Piping to Other Commands
Because the output is plain text by default, you can pipe it into standard Unix tools:
$ python ask.py "List 10 common HTTP status codes" | grep "^[0-9]"
200 OK
201 Created
301 Moved Permanently
400 Bad Request
...
$ git diff HEAD~1 | python ask.py "Write a commit message for this diff"
fix: handle null user in session middleware
Adds an early return in the session middleware when the user object is null,
preventing a NullPointerException when unauthenticated requests reach routes
that call session.getUser().
Making It a Proper CLI Tool
To install it system-wide as a real command:
# pyproject.toml
[project]
name = "ask-cli"
version = "0.1.0"
dependencies = ["click", "anthropic", "rich"]
[project.scripts]
ask = "ask_cli.main:ask"
chat = "ask_cli.main:chat"
$ pip install -e .
$ ask What is idempotency in REST APIs?
Conclusion
A working LLM-backed CLI is about 80 lines of Python — the SDK, a Click command, and streaming output.

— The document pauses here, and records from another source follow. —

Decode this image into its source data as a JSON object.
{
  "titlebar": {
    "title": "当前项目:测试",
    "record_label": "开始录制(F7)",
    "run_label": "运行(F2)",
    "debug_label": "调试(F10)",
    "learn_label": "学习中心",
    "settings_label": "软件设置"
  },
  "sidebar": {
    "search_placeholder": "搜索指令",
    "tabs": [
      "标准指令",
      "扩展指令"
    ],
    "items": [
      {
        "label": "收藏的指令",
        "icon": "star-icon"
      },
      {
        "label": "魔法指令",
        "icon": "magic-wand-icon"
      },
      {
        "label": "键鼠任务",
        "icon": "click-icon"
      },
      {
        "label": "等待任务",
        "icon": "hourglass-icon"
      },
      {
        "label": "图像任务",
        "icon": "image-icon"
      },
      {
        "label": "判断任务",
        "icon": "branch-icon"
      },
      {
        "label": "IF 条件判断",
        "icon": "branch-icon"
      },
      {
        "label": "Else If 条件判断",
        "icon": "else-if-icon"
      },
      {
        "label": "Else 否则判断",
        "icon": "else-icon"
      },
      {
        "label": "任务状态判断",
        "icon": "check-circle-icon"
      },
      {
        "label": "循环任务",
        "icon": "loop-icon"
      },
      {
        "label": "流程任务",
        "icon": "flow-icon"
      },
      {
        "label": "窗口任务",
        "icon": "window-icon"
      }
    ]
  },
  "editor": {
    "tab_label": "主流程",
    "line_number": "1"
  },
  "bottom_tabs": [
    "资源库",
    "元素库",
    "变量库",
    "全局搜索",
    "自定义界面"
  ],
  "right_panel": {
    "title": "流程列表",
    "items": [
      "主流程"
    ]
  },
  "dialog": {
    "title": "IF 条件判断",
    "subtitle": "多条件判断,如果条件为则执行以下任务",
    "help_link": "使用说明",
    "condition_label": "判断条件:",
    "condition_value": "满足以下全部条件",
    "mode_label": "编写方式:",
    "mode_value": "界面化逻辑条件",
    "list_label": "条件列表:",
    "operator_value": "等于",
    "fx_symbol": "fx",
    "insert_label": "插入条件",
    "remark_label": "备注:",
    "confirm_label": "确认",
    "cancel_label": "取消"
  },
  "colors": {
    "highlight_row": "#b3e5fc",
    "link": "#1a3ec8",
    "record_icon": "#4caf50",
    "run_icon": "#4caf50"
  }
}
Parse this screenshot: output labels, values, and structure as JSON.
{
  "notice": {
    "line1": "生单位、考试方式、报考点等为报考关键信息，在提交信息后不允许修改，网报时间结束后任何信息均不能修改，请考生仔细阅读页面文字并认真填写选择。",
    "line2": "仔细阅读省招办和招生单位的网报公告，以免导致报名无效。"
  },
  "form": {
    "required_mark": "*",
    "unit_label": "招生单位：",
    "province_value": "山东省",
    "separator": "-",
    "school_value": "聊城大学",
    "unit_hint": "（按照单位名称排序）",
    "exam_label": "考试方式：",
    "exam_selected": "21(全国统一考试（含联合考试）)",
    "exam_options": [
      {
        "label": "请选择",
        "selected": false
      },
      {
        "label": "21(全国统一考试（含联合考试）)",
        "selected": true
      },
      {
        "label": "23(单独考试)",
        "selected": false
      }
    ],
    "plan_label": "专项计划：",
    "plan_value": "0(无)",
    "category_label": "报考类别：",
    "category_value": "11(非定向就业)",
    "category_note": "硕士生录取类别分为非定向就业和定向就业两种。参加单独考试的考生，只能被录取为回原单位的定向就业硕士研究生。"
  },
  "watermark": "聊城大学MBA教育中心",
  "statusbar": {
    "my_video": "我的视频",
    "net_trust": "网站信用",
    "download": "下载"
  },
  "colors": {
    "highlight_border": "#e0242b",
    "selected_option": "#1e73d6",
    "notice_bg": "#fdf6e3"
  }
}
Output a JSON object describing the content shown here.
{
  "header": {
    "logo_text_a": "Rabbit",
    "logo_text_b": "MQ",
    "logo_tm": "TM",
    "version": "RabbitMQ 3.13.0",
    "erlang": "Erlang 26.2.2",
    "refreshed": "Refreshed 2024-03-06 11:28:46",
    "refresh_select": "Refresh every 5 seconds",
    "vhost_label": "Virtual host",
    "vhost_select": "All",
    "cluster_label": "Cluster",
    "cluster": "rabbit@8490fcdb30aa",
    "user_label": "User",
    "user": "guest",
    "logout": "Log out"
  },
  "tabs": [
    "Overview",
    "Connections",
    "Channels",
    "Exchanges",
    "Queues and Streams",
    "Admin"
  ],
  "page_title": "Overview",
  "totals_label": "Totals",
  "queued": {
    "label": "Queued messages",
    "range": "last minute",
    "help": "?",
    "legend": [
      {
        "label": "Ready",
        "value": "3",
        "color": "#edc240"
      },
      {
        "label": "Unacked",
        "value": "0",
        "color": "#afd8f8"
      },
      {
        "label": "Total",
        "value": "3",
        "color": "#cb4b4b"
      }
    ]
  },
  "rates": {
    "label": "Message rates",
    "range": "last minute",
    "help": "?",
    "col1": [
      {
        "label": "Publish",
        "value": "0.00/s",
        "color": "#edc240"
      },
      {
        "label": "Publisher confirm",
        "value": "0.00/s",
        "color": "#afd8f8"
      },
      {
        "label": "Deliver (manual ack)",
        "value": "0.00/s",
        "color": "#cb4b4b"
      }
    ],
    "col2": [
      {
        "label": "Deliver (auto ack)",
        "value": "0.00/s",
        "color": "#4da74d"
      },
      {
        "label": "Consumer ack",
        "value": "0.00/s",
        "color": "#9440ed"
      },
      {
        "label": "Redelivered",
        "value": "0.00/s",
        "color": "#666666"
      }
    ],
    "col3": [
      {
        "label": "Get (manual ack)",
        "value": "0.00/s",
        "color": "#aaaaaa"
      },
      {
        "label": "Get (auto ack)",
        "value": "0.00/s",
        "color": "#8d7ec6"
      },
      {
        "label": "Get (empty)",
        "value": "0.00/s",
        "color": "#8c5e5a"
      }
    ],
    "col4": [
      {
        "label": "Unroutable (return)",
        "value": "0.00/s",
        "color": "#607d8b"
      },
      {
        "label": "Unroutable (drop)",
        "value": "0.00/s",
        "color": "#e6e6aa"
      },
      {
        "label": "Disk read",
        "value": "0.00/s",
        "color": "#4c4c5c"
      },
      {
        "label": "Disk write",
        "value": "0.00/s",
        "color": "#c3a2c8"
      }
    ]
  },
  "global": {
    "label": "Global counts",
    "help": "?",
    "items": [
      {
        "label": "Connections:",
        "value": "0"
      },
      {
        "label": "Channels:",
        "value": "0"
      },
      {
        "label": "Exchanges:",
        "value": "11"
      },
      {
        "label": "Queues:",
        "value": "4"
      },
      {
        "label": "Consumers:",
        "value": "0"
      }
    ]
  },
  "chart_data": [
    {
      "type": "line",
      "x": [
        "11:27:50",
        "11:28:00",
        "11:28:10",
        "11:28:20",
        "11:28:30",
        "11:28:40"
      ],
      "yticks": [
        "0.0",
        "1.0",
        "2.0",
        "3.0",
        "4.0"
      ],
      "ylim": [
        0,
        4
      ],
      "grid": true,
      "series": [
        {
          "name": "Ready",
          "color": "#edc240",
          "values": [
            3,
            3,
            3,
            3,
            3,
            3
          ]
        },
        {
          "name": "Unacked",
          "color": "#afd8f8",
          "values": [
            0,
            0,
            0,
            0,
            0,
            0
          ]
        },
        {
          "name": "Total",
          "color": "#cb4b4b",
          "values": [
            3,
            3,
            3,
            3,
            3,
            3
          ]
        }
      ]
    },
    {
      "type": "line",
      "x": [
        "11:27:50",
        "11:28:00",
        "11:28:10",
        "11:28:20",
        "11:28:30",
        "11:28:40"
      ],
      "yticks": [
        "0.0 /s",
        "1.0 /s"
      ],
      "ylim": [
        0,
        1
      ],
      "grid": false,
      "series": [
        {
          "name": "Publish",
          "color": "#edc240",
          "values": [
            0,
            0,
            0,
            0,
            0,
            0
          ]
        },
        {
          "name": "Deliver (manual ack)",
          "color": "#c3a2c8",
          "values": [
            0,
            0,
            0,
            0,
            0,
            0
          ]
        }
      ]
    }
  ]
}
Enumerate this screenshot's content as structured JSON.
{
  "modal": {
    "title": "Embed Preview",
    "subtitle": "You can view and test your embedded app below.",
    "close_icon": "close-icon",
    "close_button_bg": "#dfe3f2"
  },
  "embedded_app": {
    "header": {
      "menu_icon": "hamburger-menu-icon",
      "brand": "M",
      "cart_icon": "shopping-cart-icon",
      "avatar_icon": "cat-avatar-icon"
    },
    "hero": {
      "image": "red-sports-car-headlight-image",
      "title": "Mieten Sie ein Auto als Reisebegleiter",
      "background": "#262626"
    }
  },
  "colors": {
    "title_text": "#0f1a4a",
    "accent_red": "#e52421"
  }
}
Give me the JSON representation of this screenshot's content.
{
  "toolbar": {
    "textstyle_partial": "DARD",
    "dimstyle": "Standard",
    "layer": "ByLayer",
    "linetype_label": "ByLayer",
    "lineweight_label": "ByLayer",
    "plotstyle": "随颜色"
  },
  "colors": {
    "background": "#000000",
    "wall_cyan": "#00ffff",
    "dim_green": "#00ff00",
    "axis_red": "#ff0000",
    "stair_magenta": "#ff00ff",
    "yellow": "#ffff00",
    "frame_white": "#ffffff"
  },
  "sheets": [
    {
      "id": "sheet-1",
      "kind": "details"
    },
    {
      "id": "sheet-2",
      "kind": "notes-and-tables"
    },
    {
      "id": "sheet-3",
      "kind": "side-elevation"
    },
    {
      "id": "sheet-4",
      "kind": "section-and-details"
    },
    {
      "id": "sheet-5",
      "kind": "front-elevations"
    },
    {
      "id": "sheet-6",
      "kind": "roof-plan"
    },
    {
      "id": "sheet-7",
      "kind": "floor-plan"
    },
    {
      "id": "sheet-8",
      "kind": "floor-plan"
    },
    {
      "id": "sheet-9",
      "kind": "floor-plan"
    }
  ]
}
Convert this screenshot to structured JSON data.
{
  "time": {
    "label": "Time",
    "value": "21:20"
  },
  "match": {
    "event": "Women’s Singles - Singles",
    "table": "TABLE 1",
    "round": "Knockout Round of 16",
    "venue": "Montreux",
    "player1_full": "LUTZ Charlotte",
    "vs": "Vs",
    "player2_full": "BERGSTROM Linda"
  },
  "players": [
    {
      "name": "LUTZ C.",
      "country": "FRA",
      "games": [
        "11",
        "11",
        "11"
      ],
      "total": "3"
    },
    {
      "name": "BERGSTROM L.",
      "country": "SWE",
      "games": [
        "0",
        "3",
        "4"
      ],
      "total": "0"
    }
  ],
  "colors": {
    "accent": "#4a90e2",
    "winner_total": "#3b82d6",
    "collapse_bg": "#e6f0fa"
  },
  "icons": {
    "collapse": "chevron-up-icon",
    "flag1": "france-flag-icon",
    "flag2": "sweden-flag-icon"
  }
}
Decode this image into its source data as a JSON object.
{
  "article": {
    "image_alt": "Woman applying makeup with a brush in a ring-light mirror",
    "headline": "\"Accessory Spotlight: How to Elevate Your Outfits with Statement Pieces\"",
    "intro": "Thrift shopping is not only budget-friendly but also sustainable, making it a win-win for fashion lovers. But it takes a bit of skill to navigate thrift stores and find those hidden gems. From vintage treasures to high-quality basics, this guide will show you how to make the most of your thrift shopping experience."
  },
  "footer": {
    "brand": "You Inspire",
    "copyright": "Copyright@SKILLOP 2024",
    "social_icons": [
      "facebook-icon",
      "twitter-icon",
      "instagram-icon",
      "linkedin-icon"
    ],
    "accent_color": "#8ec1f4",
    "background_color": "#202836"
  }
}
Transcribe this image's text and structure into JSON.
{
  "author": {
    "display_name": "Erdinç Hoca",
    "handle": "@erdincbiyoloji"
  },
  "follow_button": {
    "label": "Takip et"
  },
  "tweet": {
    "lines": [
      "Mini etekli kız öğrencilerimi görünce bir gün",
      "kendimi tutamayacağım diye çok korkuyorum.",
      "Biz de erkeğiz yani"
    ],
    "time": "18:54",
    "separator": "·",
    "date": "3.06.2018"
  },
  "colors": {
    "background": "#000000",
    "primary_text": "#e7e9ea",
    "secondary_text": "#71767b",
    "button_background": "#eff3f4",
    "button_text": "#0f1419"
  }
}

The real leverage comes from composing it with Unix tools: pipe in code, logs, or documents, and pipe the output into grep, jq, or other commands. Once you have the basic pattern down, you can extend it with tool use (letting the model run shell commands), persistent conversation history via a JSON file, or specialized system prompts for different tasks like code review or log analysis.